The Forgetting Shack…

The Forgetting Shack,
Where boys and girls drink gin to forget,
Where Heather Jones, with her white dress,
Dances around the fire,
Alone and lost.

Heather Jones,
Whose parents had perished,
Just as mine had.
Heather Jones,
Whom I gave my mother’s blue dress.

Heather Jones,
Who danced around the fire at the Forgetting Shack,
Whose feet were ****** from dancing all night,
Whose eyes were empty and sad.

Heather Jones,
Who soon disappeared,
Too busy with trying to forget.

Heather Jones,
Whose blue dress,
I found in torn pieces,
In the ashes of the fire.

Diamond…

The boy who ran from the fire,
Ran across the river,
In search of his mother,
Her portrait close to his heart.

The boy who didn’t speak,
The boy who was tired of running,
Who stood still as a shadow in my doorway,
Who wore his black hood to hide his eyes.

This boy,
Who I named Diamond…

Diamond,
With his hidden voice,
Me,
With my clouded eyes.

Leafs that were once black, now an apple green…

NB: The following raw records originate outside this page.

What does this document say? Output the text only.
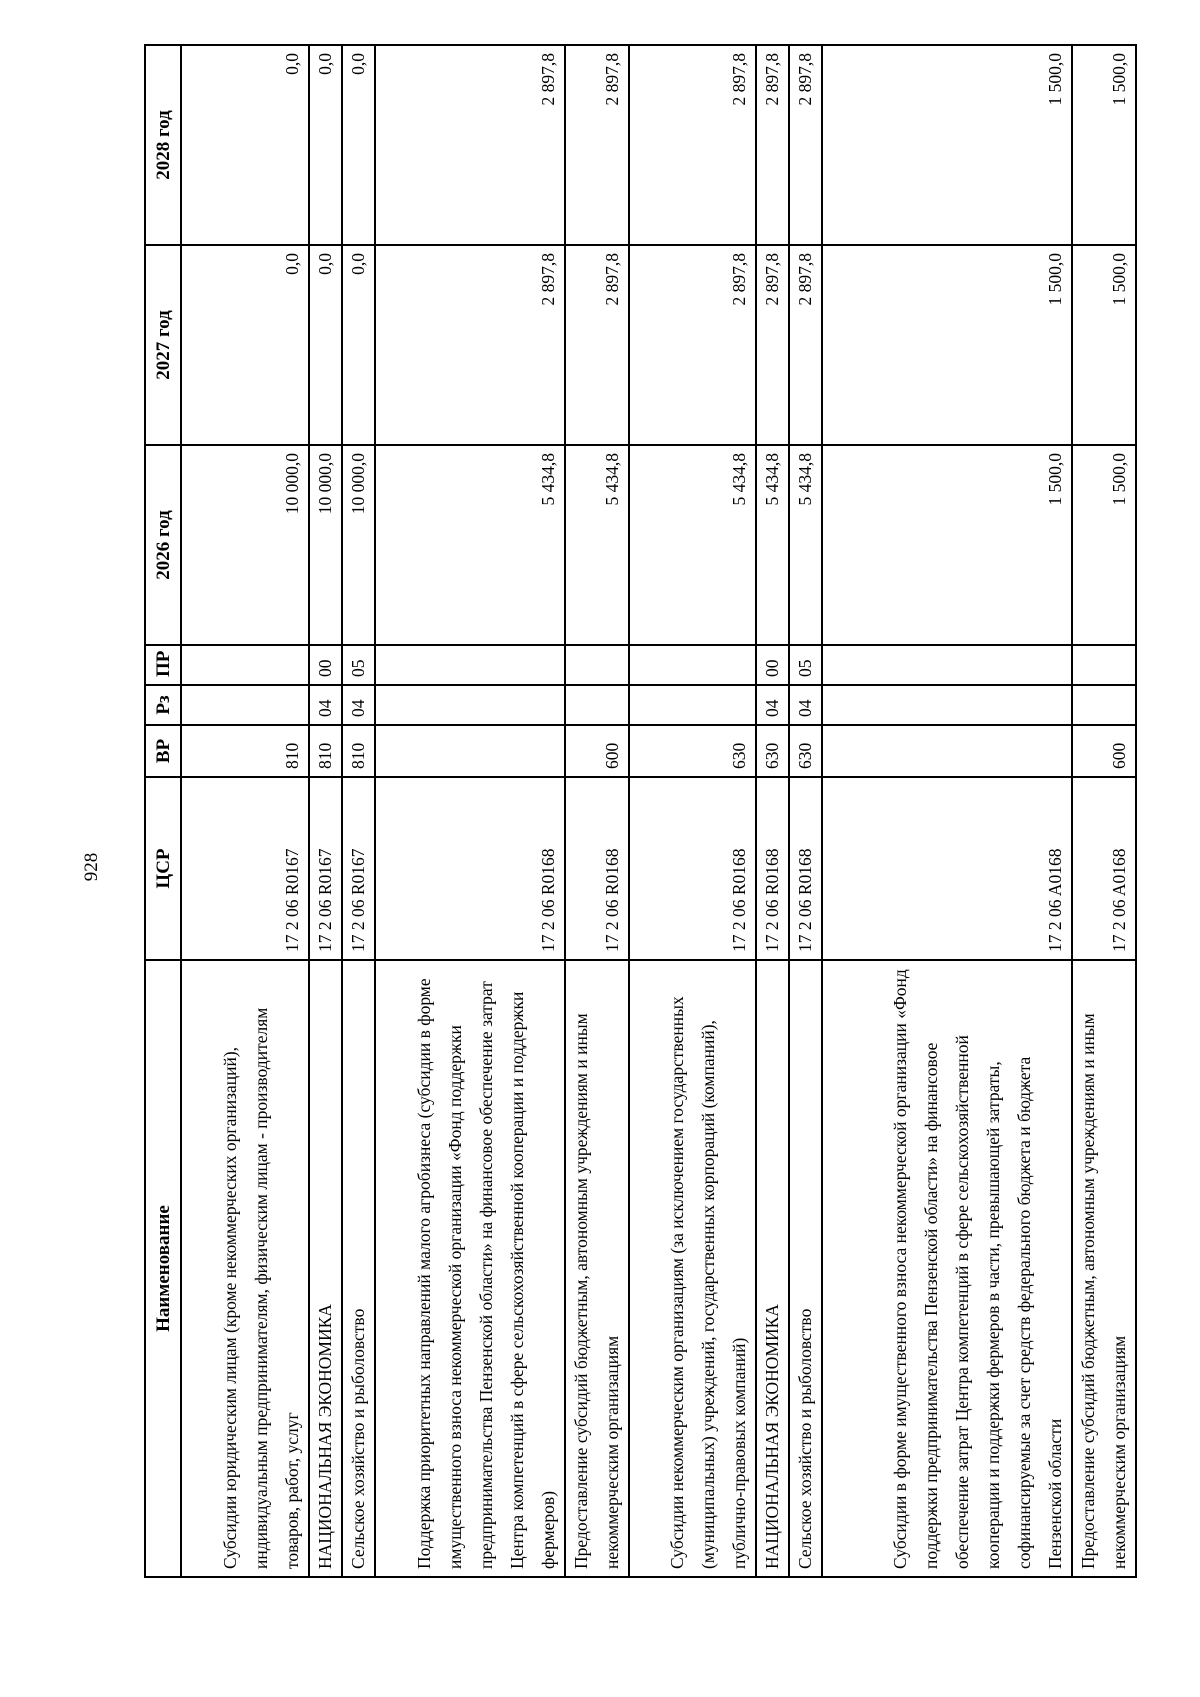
928
Наименование	ЦСР	ВР	Рз	ПР	2026 год	2027 год	2028 год
Субсидии юридическим лицам (кроме некоммерческих организаций), индивидуальным предпринимателям, физическим лицам - производителям товаров, работ, услуг	17 2 06 R0167	810			10 000,0	0,0	0,0
НАЦИОНАЛЬНАЯ ЭКОНОМИКА	17 2 06 R0167	810	04	00	10 000,0	0,0	0,0
Сельское хозяйство и рыболовство	17 2 06 R0167	810	04	05	10 000,0	0,0	0,0
Поддержка приоритетных направлений малого агробизнеса (субсидии в форме имущественного взноса некоммерческой организации «Фонд поддержки предпринимательства Пензенской области» на финансовое обеспечение затрат Центра компетенций в сфере сельскохозяйственной кооперации и поддержки фермеров)	17 2 06 R0168				5 434,8	2 897,8	2 897,8
Предоставление субсидий бюджетным, автономным учреждениям и иным некоммерческим организациям	17 2 06 R0168	600			5 434,8	2 897,8	2 897,8
Субсидии некоммерческим организациям (за исключением государственных (муниципальных) учреждений, государственных корпораций (компаний), публично-правовых компаний)	17 2 06 R0168	630			5 434,8	2 897,8	2 897,8
НАЦИОНАЛЬНАЯ ЭКОНОМИКА	17 2 06 R0168	630	04	00	5 434,8	2 897,8	2 897,8
Сельское хозяйство и рыболовство	17 2 06 R0168	630	04	05	5 434,8	2 897,8	2 897,8
Субсидии в форме имущественного взноса некоммерческой организации «Фонд поддержки предпринимательства Пензенской области» на финансовое обеспечение затрат Центра компетенций в сфере сельскохозяйственной кооперации и поддержки фермеров в части, превышающей затраты, софинансируемые за счет средств федерального бюджета и бюджета Пензенской области	17 2 06 A0168				1 500,0	1 500,0	1 500,0
Предоставление субсидий бюджетным, автономным учреждениям и иным некоммерческим организациям	17 2 06 A0168	600			1 500,0	1 500,0	1 500,0
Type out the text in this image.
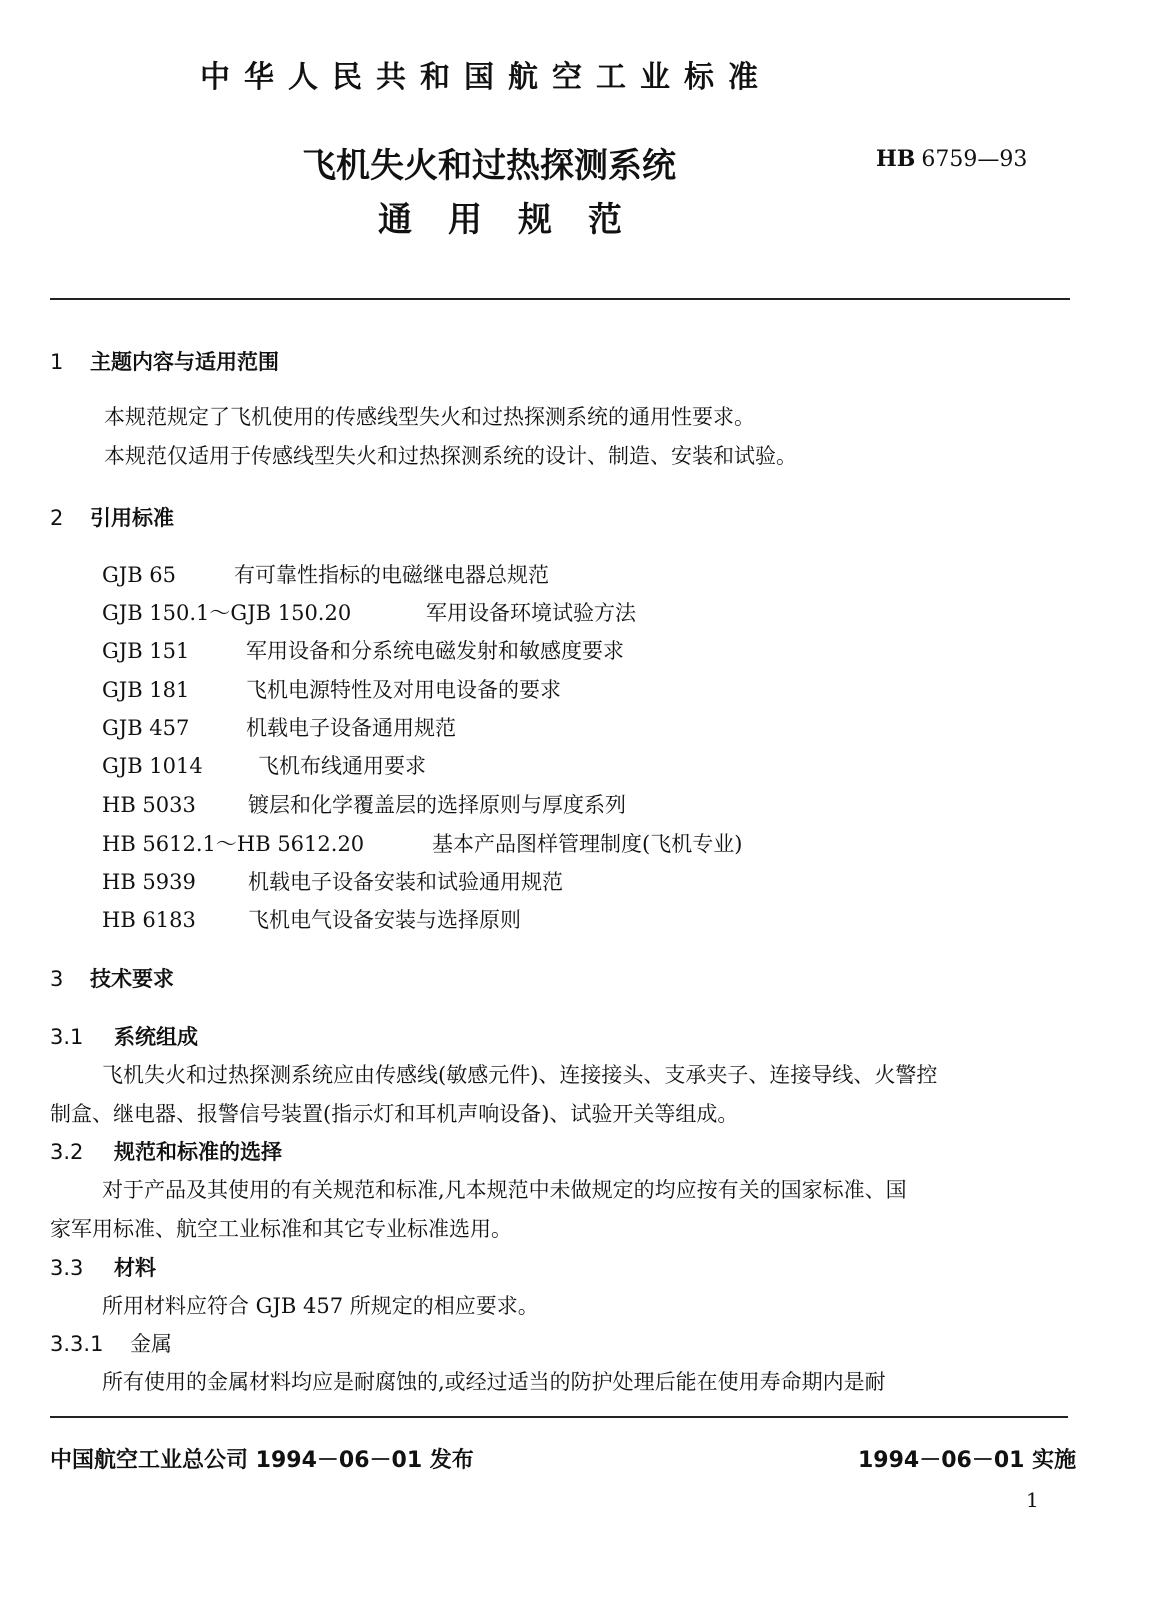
中华人民共和国航空工业标准
飞机失火和过热探测系统
通用规范
HB 6759—93
1 主题内容与适用范围
本规范规定了飞机使用的传感线型失火和过热探测系统的通用性要求。
本规范仅适用于传感线型失火和过热探测系统的设计、制造、安装和试验。
2 引用标准
GJB 65	有可靠性指标的电磁继电器总规范
GJB 150.1～GJB 150.20	军用设备环境试验方法
GJB 151	军用设备和分系统电磁发射和敏感度要求
GJB 181	飞机电源特性及对用电设备的要求
GJB 457	机载电子设备通用规范
GJB 1014	飞机布线通用要求
HB 5033 镀层和化学覆盖层的选择原则与厚度系列
HB 5612.1～HB 5612.20	基本产品图样管理制度(飞机专业)
HB 5939 机载电子设备安装和试验通用规范
HB 6183 飞机电气设备安装与选择原则
3 技术要求
3.1 系统组成
飞机失火和过热探测系统应由传感线(敏感元件)、连接接头、支承夹子、连接导线、火警控
制盒、继电器、报警信号装置(指示灯和耳机声响设备)、试验开关等组成。
3.2 规范和标准的选择
对于产品及其使用的有关规范和标准,凡本规范中未做规定的均应按有关的国家标准、国
家军用标准、航空工业标准和其它专业标准选用。
3.3 材料
所用材料应符合 GJB 457 所规定的相应要求。
3.3.1 金属
所有使用的金属材料均应是耐腐蚀的,或经过适当的防护处理后能在使用寿命期内是耐
中国航空工业总公司 1994－06－01 发布	1994－06－01 实施
1
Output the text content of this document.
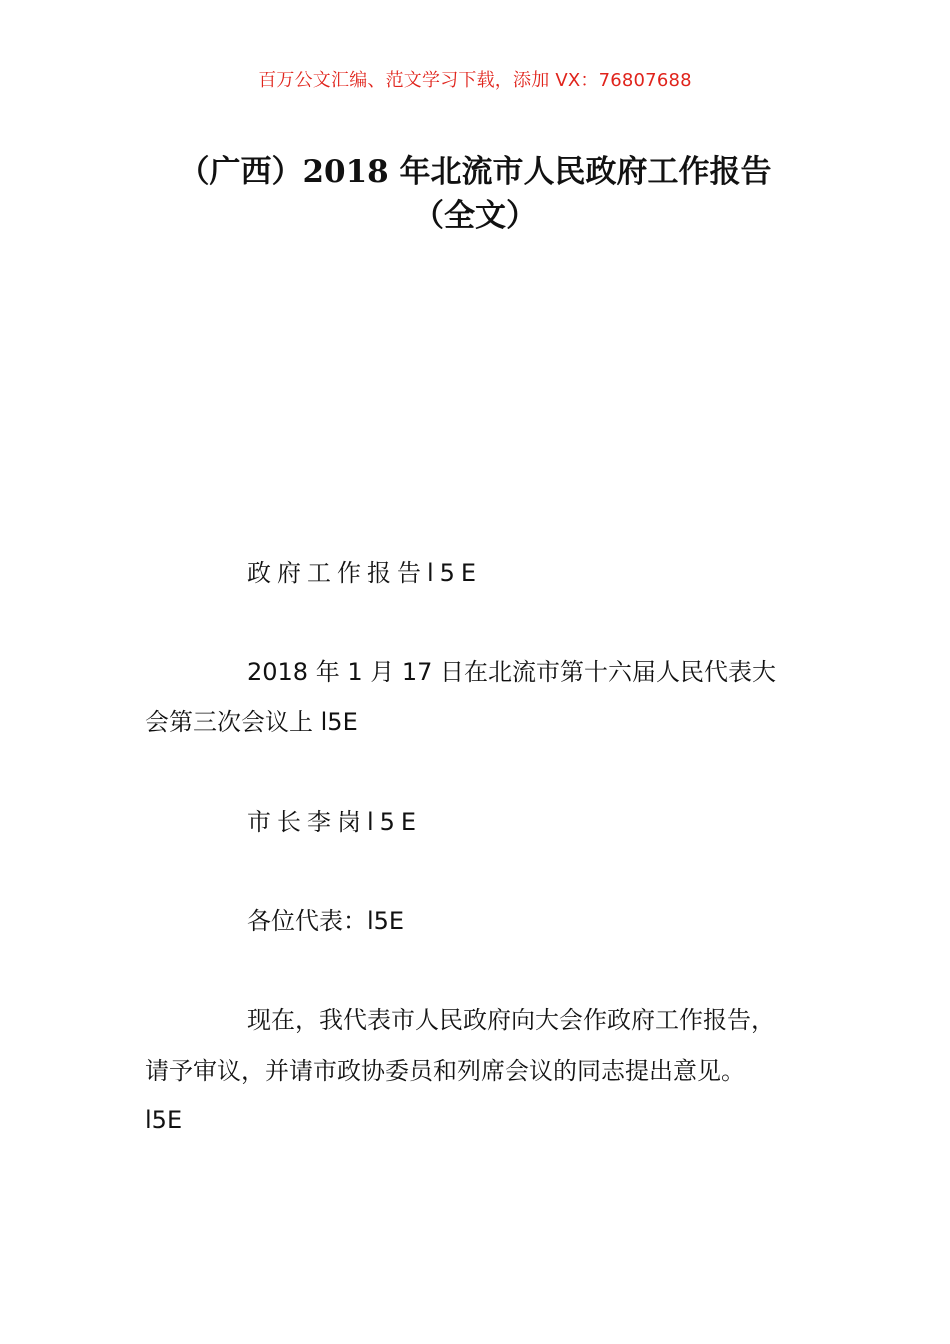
百万公文汇编、范文学习下载，添加 VX：76807688
（广西）2018 年北流市人民政府工作报告
（全文）
政府工作报告l5E
2018 年 1 月 17 日在北流市第十六届人民代表大
会第三次会议上 l5E
市长李岗l5E
各位代表：l5E
现在，我代表市人民政府向大会作政府工作报告，
请予审议，并请市政协委员和列席会议的同志提出意见。
l5E
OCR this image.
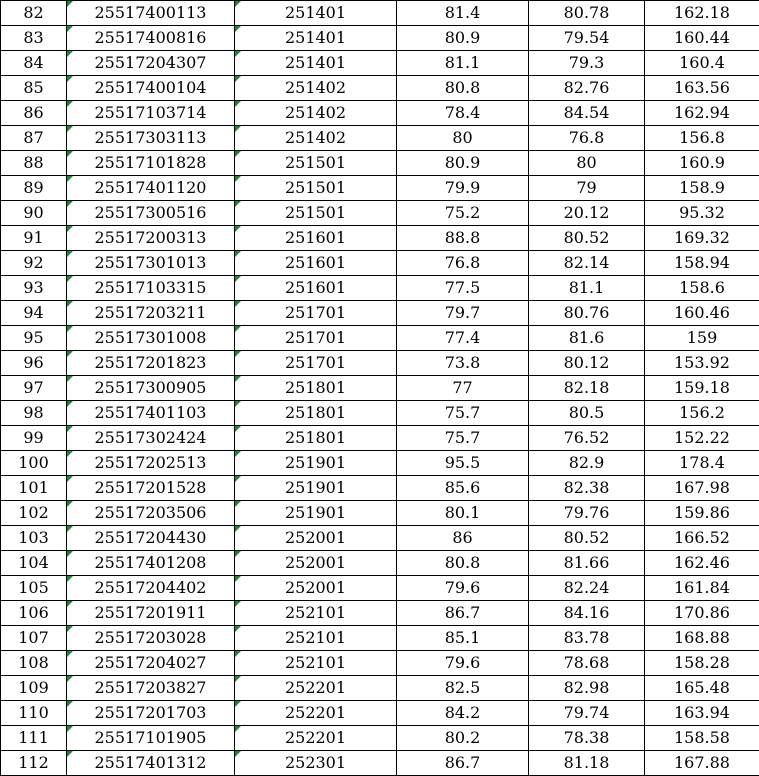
82	25517400113	251401	81.4	80.78	162.18
83	25517400816	251401	80.9	79.54	160.44
84	25517204307	251401	81.1	79.3	160.4
85	25517400104	251402	80.8	82.76	163.56
86	25517103714	251402	78.4	84.54	162.94
87	25517303113	251402	80	76.8	156.8
88	25517101828	251501	80.9	80	160.9
89	25517401120	251501	79.9	79	158.9
90	25517300516	251501	75.2	20.12	95.32
91	25517200313	251601	88.8	80.52	169.32
92	25517301013	251601	76.8	82.14	158.94
93	25517103315	251601	77.5	81.1	158.6
94	25517203211	251701	79.7	80.76	160.46
95	25517301008	251701	77.4	81.6	159
96	25517201823	251701	73.8	80.12	153.92
97	25517300905	251801	77	82.18	159.18
98	25517401103	251801	75.7	80.5	156.2
99	25517302424	251801	75.7	76.52	152.22
100	25517202513	251901	95.5	82.9	178.4
101	25517201528	251901	85.6	82.38	167.98
102	25517203506	251901	80.1	79.76	159.86
103	25517204430	252001	86	80.52	166.52
104	25517401208	252001	80.8	81.66	162.46
105	25517204402	252001	79.6	82.24	161.84
106	25517201911	252101	86.7	84.16	170.86
107	25517203028	252101	85.1	83.78	168.88
108	25517204027	252101	79.6	78.68	158.28
109	25517203827	252201	82.5	82.98	165.48
110	25517201703	252201	84.2	79.74	163.94
111	25517101905	252201	80.2	78.38	158.58
112	25517401312	252301	86.7	81.18	167.88
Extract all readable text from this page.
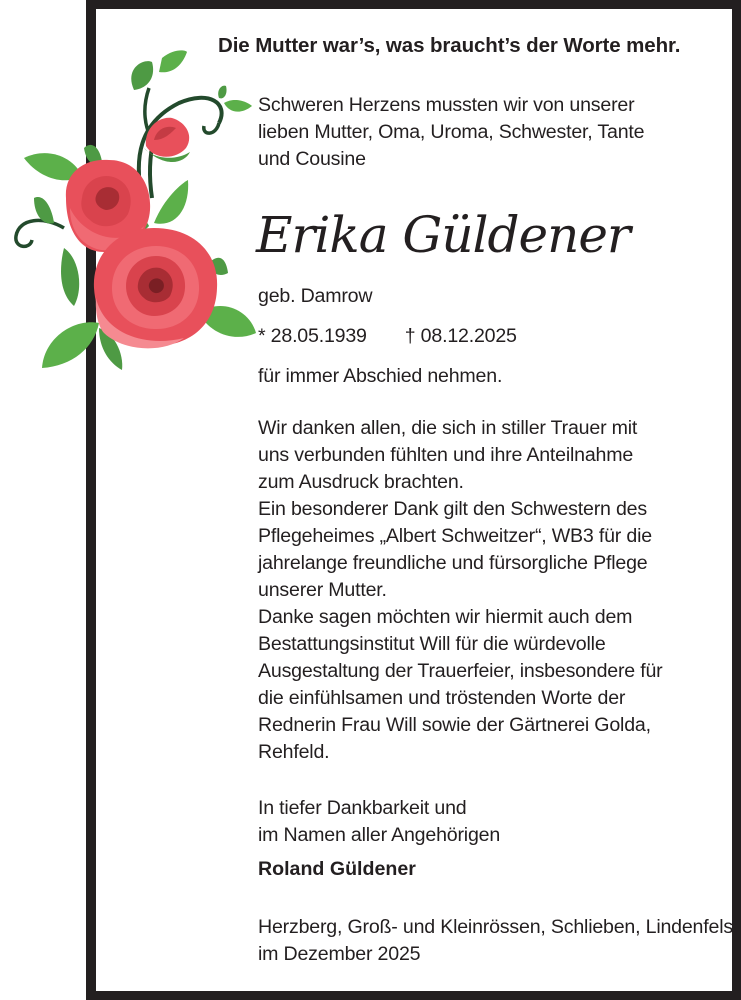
Die Mutter war’s, was braucht’s der Worte mehr.
Schweren Herzens mussten wir von unserer
lieben Mutter, Oma, Uroma, Schwester, Tante
und Cousine
Erika Güldener
geb. Damrow
* 28.05.1939 † 08.12.2025
für immer Abschied nehmen.
Wir danken allen, die sich in stiller Trauer mit
uns verbunden fühlten und ihre Anteilnahme
zum Ausdruck brachten.
Ein besonderer Dank gilt den Schwestern des
Pflegeheimes „Albert Schweitzer“, WB3 für die
jahrelange freundliche und fürsorgliche Pflege
unserer Mutter.
Danke sagen möchten wir hiermit auch dem
Bestattungsinstitut Will für die würdevolle
Ausgestaltung der Trauerfeier, insbesondere für
die einfühlsamen und tröstenden Worte der
Rednerin Frau Will sowie der Gärtnerei Golda,
Rehfeld.
In tiefer Dankbarkeit und
im Namen aller Angehörigen
Roland Güldener
Herzberg, Groß- und Kleinrössen, Schlieben, Lindenfels,
im Dezember 2025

There was Onion and Ghost,
The sparrows and the wind,
And now there was Diamond.

I soon found myself singing,
Dancing,
Smiling.

The black ink leaves,
The black ink roses…
Slowly transforming into
Apple green.

Where did this change come from?
I was Ash,
With black ink in my skin,
With gray clouded eyes…

Green…*

Diamond is gone,
Diamond, who brought about change,
Diamond…
Who kissed me goodbye.

I missed Diamond,
Who painted watercolors,
Who believed the garden would grow again.

I missed Heather Jones,
Who wore my mother’s blue dress,
Who danced too close to the fire.

I missed Ghost,
A white mist through the trees,
A ghost dog,
Who resembled sorrow.

Most of all,
I missed my sister,
Aurora,
My beautiful, wild sister,
Who chased frogs through the mud.

I dreamed of those I missed,
I woke crying,
I cried away the cloudiness in my eyes,
Sun shown out the window,
Seedlings grew in the garden.

From then on, there was no Ash,
Ash blew away with the wind.

I was Green again,
Green who tended the garden,
Green who sang with the sparrows,
Green who danced in the sun,
Green who smiled.











*For my english class, we were assigned an independent reading project, and I chose to write a poem from the main character's perspective. The book is called "Green Angel" and the author is Alice Hoffman. Hoffman is one of the most beautiful writers of all time, and her books are extroadinary! I strongly suggest all you hello poetry friends to read it!